Alternative and flexible approaches to delivering health care in COVID times

#CriticalThinking

Sustainable Livelihoods

Picture of Erin Webb
Erin Webb

Research Fellow at the Department of Health Care Management, Technical University of Berlin and the European Observatory on Health Systems and Policies, Berlin, Germany

Picture of Cristina Hernández-Quevedo
Cristina Hernández-Quevedo

Research Fellow at the European Observatory on Health Systems and Policies, LSE Health, United Kingdom

The COVID-19 pandemic has brought unprecedented strain on European health systems. Providers have had to simultaneously treat patients with a novel infection, limit the transmission of the virus to other patients, and maintain essential services. Given the wide variation in the organisation and delivery of health care services across Europe, their response to the pandemic has varied.

Since March 2020, the COVID-19 Health System Response Monitor – a joint initiative of the European Observatory on Health Systems and Policies, the WHO Regional Office for Europe, and the European Commission – has documented country responses to COVID-19. Based on the information collected from over 50 countries, it is possible to identify three key alternative and flexible approaches to delivering health care:  increasing the use of digitally-provided services, implementing new processes to separate patients with COVID-19 to prevent transmission, and utilising private sector capacity.

Remote consultations, especially in primary care, have risen in several countries

First, it is important to note the near-universal trend during this pandemic relating to the increased use of digital services. This had led to a growth in remote consultations and virtual care. Many countries have introduced special COVID-19 telephone hotlines, in addition to pre-existing emergency numbers, that serve as the first point of contact for a patient seeking care. These do not necessarily offer medical advice, but provide guidance for patients on how to navigate the health system and access care, and help healthcare providers identify which patients to see in-person for treatment.

Before the COVID-19 pandemic, some countries required a doctor’s visit for sick leave certificates or prescription refills. Now, certain health systems have transitioned these to online or text message services. Remote consultations, especially in primary care, have risen in several countries. When conducted over video, doctors can share test results, images, or other files with patients to support diagnosis and treatment.
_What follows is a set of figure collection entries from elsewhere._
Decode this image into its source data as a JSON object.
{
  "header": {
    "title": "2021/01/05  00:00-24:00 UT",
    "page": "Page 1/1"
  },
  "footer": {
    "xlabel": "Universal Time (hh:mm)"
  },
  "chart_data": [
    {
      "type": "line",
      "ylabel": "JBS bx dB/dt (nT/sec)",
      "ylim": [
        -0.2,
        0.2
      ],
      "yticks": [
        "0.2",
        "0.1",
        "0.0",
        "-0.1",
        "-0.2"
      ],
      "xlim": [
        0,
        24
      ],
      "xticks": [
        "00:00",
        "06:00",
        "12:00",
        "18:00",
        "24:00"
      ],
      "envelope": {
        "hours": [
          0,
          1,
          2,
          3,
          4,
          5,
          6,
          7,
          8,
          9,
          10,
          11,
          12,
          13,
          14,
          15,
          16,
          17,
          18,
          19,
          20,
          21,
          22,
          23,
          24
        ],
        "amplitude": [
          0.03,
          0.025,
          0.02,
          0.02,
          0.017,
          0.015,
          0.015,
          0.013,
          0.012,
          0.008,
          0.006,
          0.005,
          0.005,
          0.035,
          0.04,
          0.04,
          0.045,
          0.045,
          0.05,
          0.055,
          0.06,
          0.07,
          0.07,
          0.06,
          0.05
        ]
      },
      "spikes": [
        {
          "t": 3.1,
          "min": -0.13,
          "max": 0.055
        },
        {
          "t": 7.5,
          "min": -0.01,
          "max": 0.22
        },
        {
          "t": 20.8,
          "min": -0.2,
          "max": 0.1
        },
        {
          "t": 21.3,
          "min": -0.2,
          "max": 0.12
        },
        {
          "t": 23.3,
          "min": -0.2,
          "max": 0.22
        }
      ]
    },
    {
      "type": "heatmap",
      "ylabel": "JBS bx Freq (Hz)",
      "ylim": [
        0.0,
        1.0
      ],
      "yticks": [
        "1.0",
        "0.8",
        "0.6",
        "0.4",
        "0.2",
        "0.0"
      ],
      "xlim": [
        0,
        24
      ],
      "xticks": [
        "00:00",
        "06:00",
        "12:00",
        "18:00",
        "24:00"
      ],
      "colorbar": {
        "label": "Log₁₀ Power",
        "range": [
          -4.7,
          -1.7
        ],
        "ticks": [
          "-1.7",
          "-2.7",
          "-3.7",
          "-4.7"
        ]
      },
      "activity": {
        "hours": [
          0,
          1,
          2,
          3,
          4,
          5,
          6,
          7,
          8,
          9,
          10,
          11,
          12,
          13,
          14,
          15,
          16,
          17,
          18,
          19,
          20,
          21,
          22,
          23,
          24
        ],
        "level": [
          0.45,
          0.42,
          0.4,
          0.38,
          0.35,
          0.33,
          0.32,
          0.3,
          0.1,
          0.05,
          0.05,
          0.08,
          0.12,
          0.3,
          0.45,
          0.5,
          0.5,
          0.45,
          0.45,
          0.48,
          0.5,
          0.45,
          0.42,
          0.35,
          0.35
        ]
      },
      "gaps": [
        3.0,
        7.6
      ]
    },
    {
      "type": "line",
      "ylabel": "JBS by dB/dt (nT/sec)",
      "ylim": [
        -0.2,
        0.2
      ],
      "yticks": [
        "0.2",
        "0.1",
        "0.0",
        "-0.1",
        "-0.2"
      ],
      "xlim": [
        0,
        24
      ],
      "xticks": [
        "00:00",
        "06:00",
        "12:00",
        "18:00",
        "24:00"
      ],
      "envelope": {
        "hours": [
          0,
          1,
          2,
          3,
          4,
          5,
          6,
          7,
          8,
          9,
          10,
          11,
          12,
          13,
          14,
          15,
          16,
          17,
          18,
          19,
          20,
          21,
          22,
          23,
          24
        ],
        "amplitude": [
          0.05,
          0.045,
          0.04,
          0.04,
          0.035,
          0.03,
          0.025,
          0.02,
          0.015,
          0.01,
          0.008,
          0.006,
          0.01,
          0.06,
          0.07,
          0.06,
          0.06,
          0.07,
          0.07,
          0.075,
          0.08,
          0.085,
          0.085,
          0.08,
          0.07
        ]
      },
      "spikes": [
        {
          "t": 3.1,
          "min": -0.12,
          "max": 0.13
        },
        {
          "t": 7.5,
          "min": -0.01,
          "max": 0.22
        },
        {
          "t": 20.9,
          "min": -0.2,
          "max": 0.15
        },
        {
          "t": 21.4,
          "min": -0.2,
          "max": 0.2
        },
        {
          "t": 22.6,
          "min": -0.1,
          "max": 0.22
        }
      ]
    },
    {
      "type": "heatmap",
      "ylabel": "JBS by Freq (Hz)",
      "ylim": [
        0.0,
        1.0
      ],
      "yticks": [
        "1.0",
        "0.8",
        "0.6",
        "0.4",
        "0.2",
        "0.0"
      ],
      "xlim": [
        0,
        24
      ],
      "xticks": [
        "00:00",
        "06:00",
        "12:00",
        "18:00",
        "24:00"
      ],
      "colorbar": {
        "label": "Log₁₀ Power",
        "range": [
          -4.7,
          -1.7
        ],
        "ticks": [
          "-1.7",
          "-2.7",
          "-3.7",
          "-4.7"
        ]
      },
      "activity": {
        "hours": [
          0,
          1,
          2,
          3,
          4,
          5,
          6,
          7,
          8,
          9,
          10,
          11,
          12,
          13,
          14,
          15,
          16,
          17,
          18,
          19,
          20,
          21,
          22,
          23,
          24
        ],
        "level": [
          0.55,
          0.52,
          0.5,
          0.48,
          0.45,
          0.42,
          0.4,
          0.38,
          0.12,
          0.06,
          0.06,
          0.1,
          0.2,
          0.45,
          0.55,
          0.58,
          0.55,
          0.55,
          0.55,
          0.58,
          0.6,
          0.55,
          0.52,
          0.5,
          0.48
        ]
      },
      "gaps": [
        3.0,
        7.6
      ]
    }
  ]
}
Second, health systems have also adopted several approaches to maintain physical distance between patients with (suspected) COVID-19 and non-COVID-19 patients. In addition to the remote treatments described above, several countries have begun to offer certain services, such as maternal consultations and routine vaccinations, only on specific days or times to limit transmission. Many healthcare facilities, including hospitals and outpatient providers, have, as much as possible, created separate spaces for COVID-19 patients, or limited the number of contacts that could occur between patients by setting a maximum number of people in waiting areas, removing objects from common spaces and more.

There is more and more pressure on strengthening primary and community care to face future waves

And finally, European health systems have varying levels of private sector involvement. However, some countries with private sector capacity have used this to supplement public sector provision, including for surge capacity or for maintaining essential services. Some countries have also mobilised volunteers or non-profits such as the Red Cross to provide services, especially to vulnerable groups at home, whilst others have called on the armed forces or police to provide supplemental support, for example, to collect test samples.

The three approaches described above in no way represent a comprehensive summary of the wide variety of changes to European health systems during the COVID-19 pandemic, but they provide some insight on how these systems are pivoting to more flexible ways of providing care. And, although it is too early to tell whether these strategies will continue after COVID-19, and how the health outcomes and patient experiences have changed due to the adaptions taken during the pandemic, there is more and more pressure on strengthening primary and community care to face future waves of this crisis. This is especially relevant if ambulatory settings oversee administering a future vaccine for COVID-19. In any case, the overall health system impact of COVID-19 will require further study and analysis in the years to come.